Il va du bruit de ses exploits
Réveiller les échos de Thèbe et de Palmire.
Il revient ; tout tremble à sa voix ;
Républicains trompés, courbez-vous sous l’empire !
Le midi de sa gloire alors le couronna
Des rayons d’Austerlitz, de Wagram, d’Iéna.
Esclaves et tyrans, sa gloire était la nôtre,
Et d’un de ses deux bras, qui nous donna des fers,
Appuyé sur la France, il enchaînait de l’autre
Ce qui restait de l’univers.

Non, rien n’ébranlera cette vaste puissance !…
L’île d’Elbe à mes yeux se montre et me répond :
C’est là qu’il languissait, l’œil tourné vers la France.
Mais un brick fend ces mers : « Courbez-vous sur le pont !
« A genoux ! le jour vient d’éclore ;
« Couchez-vous sur cette arme inutile aujourd’hui !
« Cachez ce lambeau tricolore… »
C’est sa voix : il aborde, et la France est à lui.

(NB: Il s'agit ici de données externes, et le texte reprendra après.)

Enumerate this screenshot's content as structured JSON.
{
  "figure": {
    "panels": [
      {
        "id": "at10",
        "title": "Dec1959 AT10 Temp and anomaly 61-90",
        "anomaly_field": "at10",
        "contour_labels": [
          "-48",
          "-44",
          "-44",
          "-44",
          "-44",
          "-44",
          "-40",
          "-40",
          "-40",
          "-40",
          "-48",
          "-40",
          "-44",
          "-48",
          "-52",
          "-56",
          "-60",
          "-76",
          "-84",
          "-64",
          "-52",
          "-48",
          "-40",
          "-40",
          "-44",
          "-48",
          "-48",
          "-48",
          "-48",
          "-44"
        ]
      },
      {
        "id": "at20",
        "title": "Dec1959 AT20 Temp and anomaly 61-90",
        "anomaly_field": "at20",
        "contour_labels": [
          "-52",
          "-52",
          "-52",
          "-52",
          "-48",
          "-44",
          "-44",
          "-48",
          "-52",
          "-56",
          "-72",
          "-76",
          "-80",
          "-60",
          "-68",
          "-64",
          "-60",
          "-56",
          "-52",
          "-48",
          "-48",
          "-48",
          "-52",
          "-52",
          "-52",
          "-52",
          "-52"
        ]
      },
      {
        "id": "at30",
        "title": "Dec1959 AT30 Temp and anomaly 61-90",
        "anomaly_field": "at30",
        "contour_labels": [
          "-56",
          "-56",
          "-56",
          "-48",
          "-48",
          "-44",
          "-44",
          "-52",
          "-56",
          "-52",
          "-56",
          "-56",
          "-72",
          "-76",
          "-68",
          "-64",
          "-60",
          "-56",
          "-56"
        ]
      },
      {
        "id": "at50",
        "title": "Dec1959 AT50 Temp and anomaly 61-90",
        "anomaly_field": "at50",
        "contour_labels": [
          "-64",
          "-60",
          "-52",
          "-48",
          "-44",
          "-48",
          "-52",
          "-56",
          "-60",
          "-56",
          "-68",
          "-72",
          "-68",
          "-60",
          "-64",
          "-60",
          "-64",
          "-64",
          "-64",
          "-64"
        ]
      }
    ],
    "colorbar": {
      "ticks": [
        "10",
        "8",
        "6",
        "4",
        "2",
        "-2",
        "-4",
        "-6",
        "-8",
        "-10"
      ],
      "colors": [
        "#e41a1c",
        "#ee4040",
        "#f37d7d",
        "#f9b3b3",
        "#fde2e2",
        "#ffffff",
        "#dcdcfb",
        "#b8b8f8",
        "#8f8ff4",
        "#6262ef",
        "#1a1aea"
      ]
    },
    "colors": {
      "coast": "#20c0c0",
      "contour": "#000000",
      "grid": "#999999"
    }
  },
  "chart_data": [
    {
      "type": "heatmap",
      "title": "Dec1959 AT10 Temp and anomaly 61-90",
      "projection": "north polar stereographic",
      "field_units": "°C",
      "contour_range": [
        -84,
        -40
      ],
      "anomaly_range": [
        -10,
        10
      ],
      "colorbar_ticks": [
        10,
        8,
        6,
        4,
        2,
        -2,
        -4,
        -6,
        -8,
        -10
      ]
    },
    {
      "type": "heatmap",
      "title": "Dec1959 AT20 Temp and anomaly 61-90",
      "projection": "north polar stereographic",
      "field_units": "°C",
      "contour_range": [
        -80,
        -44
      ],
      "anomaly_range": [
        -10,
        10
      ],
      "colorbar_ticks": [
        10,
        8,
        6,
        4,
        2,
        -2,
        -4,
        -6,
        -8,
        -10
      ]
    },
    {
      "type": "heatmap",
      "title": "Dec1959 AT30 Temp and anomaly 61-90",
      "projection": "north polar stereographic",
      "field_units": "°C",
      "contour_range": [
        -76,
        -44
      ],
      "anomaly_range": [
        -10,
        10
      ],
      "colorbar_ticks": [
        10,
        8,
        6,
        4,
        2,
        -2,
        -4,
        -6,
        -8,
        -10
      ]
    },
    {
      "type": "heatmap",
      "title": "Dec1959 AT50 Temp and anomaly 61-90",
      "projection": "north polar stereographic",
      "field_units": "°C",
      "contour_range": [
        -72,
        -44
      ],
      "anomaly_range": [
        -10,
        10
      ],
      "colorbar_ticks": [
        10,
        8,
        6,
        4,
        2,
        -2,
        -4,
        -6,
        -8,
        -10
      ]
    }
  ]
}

Il la joue, il la perd ; l’Europe est satisfaite,
Et l’aigle, qui, tombant aux pieds du léopard,
Change en grand capitaine un héros de hasard,
Illustre aussi vingt rois, dont la gloire muette
N’eut jamais retenti dans la postérité ;
Et d’une part dans sa défaite,
Il fait à chacun d’eux une immortalité.

Il n’a régné qu’un jour ; mais à travers l’orage
Il versait tant d’éclat sur son peuple séduit,
Que le jour qui suivit son rapide passage,
Terne et décoloré, ressemblait à la nuit.

La Liberté parut : son flambeau tutélaire,
Brûlant d’un feu nouveau, nous guide et nous éclaire.